Chief Justice John Roberts’s opinion goes through the stated justifications for the law and examines them in light of two core First Amendment doctrines: First, that the government needs a compelling interest to regulate political speech. In campaign finance law, that interest is preventing quid pro quo corruption. Second, in order to withstand constitutional scrutiny, the law must not only actually go toward preventing quid pro quo corruption, but it must also be narrowly drawn to serve that purpose. Narrow tailoring, as that is called, ensures that the government isn’t prohibiting a lot of legitimate speech in the name of combating quid pro quo corruption.

Imagine a park where people went to hand out political pamphlets. Due to the amount of paper, littering becomes a problem, and in order to combat littering the government outlaws all political pamphleteering in the park. Such a law would be struck down as unconstitutional because it addressed a narrow and compelling problem, littering, with a legal sledgehammer that prohibits legitimate and important political speech. The First Amendment requires a scalpel, not a sledgehammer. This goes double for political speech.

The aggregate limit law clearly failed this test for reasons expertly explained by Roberts. The government argued that the aggregate limits were important to forestall circumvention of the base limits. But the scenarios in which such circumvention could occur are improbable or are currently illegal under campaign finance laws. Roberts simply reaffirmed the core principle that, like littering in the park, the government is obliged to tackle the problem as narrowly as possible and is not permitted to ban a significant amount of political speech based on fanciful hypotheticals.

And although this seems like a relatively simple conclusion, four justices disagreed because they have a fundamentally different view of the First Amendment as something that empowers government action rather than limits it. The free marketplace of ideas is now just another marketplace that the left feels it has the duty to regulate in the name of “fairness.”

Writing in dissent, Justice Stephen Breyer, joined by Justices Kagan, Sotomayor, and Ginsburg, argued that a new version of “corruption,” that is, the corruption of the marketplace of ideas, should become part of the Court’s jurisprudence. In that version of corruption, the government is affirmatively in charge of making sure “a few large donations” don’t “drown out the voice of the many.”

While this may sound initially attractive, a moment’s thought makes it clear that this view is untenable. Elected officials cannot be trusted to fairly regulate the process upon which their jobs depend and the government could have no meaningful principle to determine how loud someone should be allowed to speak or even what the “voice of the many” is saying. As Chief Justice Roberts wrote, “the degree to which speech is protected cannot turn on a legislative or judicial determination that particular speech is useful to the democratic process.”

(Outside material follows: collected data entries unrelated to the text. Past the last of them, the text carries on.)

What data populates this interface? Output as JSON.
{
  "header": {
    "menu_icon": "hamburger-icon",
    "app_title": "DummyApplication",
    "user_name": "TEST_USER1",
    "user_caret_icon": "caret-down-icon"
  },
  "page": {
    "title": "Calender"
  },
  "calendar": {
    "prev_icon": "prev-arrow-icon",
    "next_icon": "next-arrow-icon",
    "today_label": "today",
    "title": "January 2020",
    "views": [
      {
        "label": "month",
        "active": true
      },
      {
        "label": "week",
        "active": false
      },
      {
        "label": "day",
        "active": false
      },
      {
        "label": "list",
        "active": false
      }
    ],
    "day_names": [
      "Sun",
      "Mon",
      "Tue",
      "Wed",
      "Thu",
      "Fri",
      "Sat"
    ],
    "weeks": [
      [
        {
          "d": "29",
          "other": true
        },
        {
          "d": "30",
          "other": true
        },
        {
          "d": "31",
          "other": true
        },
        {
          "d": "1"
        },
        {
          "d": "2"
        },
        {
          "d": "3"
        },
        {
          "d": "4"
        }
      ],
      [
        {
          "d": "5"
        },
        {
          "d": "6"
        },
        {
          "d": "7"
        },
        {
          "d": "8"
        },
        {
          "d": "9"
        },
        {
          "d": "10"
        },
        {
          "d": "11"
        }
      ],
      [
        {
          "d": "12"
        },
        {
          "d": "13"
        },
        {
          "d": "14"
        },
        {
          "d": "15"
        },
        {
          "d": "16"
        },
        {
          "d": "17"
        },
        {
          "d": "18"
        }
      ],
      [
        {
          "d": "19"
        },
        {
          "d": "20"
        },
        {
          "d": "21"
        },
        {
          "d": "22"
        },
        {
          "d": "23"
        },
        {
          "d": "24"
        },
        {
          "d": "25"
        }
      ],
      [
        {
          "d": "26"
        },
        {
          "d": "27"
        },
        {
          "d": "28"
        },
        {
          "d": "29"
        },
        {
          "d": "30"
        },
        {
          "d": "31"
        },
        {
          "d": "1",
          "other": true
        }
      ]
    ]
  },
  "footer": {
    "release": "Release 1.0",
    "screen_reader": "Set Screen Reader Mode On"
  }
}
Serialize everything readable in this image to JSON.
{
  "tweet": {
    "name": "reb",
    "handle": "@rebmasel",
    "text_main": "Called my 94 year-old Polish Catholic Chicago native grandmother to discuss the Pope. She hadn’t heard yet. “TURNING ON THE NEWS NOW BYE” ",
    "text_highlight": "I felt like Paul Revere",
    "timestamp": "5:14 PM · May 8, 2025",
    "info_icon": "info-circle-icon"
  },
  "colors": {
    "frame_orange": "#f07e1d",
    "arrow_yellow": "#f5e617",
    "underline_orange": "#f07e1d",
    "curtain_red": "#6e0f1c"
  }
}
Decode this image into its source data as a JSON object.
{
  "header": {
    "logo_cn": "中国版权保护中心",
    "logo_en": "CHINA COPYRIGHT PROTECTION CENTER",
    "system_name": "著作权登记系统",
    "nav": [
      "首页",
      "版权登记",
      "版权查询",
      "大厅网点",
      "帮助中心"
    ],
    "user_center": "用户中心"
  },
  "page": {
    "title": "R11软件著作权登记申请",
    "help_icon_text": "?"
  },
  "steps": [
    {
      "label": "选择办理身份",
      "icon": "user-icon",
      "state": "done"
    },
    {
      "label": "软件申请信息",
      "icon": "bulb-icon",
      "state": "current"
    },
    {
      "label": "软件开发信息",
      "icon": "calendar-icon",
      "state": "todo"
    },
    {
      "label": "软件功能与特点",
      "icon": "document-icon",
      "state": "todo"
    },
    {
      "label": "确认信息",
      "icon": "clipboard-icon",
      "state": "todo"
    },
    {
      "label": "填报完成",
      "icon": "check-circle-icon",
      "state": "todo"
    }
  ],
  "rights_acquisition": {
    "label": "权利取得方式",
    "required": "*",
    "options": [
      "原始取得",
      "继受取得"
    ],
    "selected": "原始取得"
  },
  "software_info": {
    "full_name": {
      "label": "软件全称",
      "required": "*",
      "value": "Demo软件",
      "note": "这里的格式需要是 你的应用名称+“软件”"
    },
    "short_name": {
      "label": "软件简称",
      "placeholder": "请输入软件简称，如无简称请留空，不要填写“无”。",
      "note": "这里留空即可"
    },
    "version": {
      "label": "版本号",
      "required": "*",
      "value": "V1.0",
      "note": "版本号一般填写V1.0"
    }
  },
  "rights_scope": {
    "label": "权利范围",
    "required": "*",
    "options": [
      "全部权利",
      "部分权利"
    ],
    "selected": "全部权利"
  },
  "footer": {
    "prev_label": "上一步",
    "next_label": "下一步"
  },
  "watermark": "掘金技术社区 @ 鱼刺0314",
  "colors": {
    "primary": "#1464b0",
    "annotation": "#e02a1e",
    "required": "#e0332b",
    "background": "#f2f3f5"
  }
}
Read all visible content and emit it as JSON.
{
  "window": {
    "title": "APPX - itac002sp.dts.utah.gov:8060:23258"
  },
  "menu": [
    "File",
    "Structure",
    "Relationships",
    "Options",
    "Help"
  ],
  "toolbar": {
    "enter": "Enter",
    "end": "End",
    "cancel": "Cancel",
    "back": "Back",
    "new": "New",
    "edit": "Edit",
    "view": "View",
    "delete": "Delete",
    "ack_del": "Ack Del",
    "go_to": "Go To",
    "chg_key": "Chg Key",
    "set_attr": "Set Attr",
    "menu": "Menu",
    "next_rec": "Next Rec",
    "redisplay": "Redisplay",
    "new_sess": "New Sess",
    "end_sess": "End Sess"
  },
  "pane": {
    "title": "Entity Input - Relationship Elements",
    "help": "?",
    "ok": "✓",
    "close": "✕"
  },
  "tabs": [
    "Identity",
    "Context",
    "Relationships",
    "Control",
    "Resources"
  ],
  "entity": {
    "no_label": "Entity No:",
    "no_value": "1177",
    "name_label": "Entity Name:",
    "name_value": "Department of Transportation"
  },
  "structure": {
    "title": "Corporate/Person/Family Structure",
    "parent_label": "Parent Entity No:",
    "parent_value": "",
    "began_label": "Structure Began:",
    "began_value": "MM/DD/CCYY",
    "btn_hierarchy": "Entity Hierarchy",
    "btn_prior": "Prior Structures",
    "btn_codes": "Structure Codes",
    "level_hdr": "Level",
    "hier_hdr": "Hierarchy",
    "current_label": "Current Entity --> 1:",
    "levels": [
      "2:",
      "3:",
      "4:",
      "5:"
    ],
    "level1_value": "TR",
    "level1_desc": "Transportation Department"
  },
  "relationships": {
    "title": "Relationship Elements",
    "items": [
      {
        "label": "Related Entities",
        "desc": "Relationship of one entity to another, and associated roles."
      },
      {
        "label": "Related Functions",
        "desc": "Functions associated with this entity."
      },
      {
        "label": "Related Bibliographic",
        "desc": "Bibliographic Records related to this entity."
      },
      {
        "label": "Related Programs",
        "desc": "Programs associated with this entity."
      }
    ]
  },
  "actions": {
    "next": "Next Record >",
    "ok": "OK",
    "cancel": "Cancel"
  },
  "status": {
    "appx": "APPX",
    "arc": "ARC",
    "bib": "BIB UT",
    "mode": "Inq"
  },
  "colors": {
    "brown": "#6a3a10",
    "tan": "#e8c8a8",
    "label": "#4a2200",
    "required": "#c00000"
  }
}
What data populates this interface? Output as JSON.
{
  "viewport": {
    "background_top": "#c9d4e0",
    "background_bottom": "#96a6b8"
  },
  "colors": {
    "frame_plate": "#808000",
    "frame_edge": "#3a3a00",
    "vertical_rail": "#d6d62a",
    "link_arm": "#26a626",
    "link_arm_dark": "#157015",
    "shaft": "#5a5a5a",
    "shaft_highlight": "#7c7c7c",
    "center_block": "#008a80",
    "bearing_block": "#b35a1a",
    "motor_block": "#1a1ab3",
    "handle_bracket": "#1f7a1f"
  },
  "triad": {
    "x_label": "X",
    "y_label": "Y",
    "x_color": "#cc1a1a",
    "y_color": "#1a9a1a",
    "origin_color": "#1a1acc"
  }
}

The frightening thing about McCutcheon is that a near-majority of the Court holds this view that turns the First Amendment on its head. If we don’t limit the doctrine of corruption to actual candidates, if we empower the government to regulate a “corrupt” marketplace of ideas, then there is no reason to limit it to elections. The subscription base of the New York Times is certainly too large, perhaps we should limit how many copies can be printed? And, Oprah, well she is certainly too influential, so while we’ll allow her to speak privately, we’ll make it illegal for her to use her network for political speech.

Campaign finance law may be complex, but what’s at stake is simple. It is too bad that four justices don’t seem to understand this.